A classical Boltzmann treatment of thermal vibrations around α_min for both R1 and R2 essentially confirms the experimental values for dA _iso(T)/dT and dg _iso(T)/dT. In the case of R2, dg _iso(T)/dT is extremely small (in the order of 1 × 10⁻⁸ K⁻¹). It is thus theoretically not easily accessible, mainly on account of inaccuracies in the prediction of the exact energy profile by unknown solvent contributions.

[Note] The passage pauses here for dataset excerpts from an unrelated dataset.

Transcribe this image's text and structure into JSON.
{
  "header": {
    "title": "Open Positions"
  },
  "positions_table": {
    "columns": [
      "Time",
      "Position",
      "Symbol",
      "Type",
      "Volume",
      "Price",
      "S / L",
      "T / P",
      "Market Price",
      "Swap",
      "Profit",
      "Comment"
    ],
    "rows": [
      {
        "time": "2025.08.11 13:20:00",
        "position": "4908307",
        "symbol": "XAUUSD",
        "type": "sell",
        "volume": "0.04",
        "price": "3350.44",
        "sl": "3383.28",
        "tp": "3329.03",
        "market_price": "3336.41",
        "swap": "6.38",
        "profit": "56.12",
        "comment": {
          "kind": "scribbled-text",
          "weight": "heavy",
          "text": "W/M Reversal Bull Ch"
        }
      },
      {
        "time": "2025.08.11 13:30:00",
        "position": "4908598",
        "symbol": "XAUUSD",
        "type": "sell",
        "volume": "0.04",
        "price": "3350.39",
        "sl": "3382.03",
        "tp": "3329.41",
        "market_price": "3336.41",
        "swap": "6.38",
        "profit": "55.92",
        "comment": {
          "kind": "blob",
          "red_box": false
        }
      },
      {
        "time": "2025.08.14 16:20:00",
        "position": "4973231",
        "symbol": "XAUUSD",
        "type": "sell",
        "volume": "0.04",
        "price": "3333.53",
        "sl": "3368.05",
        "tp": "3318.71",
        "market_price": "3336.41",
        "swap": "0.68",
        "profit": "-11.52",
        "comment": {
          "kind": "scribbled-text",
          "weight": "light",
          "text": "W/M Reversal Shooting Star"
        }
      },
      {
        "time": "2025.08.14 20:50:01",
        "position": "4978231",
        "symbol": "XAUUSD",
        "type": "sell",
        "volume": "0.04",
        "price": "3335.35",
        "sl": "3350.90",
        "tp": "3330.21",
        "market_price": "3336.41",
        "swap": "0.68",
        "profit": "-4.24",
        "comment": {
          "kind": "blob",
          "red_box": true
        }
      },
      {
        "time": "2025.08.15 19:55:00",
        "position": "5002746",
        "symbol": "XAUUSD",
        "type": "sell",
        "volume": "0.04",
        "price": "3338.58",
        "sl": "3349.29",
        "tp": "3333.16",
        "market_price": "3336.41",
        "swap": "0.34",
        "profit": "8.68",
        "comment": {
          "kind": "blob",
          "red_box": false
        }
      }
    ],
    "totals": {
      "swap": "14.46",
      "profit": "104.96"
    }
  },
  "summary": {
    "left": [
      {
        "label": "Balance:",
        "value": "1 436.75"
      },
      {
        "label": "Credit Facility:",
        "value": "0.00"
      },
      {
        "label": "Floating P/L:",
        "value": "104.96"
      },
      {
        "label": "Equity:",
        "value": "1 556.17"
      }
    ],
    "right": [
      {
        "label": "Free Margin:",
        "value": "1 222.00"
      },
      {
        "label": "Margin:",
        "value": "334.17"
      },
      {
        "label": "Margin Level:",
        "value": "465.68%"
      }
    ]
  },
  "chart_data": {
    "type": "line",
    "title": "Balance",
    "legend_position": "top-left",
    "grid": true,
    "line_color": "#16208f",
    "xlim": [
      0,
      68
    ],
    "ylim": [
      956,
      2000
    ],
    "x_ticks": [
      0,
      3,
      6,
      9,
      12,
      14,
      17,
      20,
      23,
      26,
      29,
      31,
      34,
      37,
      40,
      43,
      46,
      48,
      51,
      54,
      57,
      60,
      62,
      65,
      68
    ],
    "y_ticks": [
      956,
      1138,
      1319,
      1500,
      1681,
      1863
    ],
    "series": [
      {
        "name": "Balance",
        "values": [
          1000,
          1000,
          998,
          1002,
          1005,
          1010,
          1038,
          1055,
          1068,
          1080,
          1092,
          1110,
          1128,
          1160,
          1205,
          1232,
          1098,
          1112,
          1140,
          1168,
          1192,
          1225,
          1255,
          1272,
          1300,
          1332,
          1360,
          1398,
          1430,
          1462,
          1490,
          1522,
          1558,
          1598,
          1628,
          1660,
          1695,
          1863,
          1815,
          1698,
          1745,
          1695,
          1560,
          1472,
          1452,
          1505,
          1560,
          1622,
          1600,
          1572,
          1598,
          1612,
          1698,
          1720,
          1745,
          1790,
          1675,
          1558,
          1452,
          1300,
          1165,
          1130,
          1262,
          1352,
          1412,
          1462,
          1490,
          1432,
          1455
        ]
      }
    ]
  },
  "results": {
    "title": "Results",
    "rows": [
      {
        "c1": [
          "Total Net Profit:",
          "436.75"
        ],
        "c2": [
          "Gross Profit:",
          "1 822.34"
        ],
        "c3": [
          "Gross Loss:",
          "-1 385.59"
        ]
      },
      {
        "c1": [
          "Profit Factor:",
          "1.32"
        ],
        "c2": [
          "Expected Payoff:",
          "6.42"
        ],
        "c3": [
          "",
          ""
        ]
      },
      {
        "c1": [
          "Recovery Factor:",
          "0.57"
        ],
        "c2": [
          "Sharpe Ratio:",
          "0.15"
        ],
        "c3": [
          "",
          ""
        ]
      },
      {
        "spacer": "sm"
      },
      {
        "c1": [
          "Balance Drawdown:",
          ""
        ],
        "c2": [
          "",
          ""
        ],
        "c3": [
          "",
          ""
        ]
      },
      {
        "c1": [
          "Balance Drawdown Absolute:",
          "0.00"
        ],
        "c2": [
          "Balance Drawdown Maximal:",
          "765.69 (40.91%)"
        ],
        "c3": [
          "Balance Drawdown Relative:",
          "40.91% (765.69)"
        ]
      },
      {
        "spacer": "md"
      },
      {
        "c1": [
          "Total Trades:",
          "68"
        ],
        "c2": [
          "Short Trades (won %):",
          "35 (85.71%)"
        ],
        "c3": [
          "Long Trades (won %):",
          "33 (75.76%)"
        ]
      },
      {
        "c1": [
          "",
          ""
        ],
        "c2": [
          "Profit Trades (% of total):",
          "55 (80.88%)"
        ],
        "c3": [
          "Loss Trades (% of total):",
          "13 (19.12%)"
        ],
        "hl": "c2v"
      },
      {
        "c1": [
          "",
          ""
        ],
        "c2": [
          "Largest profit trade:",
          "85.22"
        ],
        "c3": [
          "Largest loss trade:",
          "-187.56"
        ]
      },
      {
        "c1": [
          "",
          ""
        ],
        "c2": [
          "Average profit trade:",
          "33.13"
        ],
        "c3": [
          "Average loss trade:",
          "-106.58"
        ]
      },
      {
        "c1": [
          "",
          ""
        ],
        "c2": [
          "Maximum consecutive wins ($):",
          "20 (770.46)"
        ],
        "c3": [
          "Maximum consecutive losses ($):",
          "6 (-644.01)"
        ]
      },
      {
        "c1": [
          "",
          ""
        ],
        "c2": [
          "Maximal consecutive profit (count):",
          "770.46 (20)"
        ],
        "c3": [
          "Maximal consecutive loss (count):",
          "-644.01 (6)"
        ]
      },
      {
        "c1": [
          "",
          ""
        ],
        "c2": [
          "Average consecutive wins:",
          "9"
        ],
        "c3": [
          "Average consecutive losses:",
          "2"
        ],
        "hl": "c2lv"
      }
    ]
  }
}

In contrast to these experimental and theoretical findings concerning A _iso and g _iso, a potential temperature dependence of the quadrupole interaction Q-tensor of the ¹⁴N nucleus in the nitroxide spin label (specifically of the component Q _yy ) remains below detectability altogether, both in R1 and R2. This fact supports our earlier statement [26] that measurements of the principal Q-tensor components, favorably by 95 GHz high-field ESEEM, can well be complimentary to measurements of A _iso and g _iso or, preferably, of A _zz and g _xx , in providing information on polarity effects in proteins. However, the measurement of Q-tensor components is not feasible in all cases. Then, this implies a restriction to the “classical” study of A _iso versus g _iso or A _zz versus g _xx “polarity plots” for obtaining information on the nitroxide’s microenvironment [5, 25]. The inherent disadvantage of this approach is that one is hampered by the non-negligible temperature dependence of these interaction parameters of the spin probe. In such a situation, comparative polarity studies with R1 as a spin probe should clearly be referred to identical temperatures. This requirement is less stringent when choosing R2 as a polarity probe on account of its significantly smaller temperature coefficients of A _iso and g _iso (see Fig. 5). Another implication of the temperature-dependent out-of-plane motion of the nitroxide label for EPR studies of multi-mode molecular motion under the constraints of the guest-matrix system is the suggestion to disentangle this complex motion at a fixed temperature by using a multi-frequency EPR approach [19, 63, 65, 66] rather than at a fixed EPR frequency and varying the temperature [64, 67–71].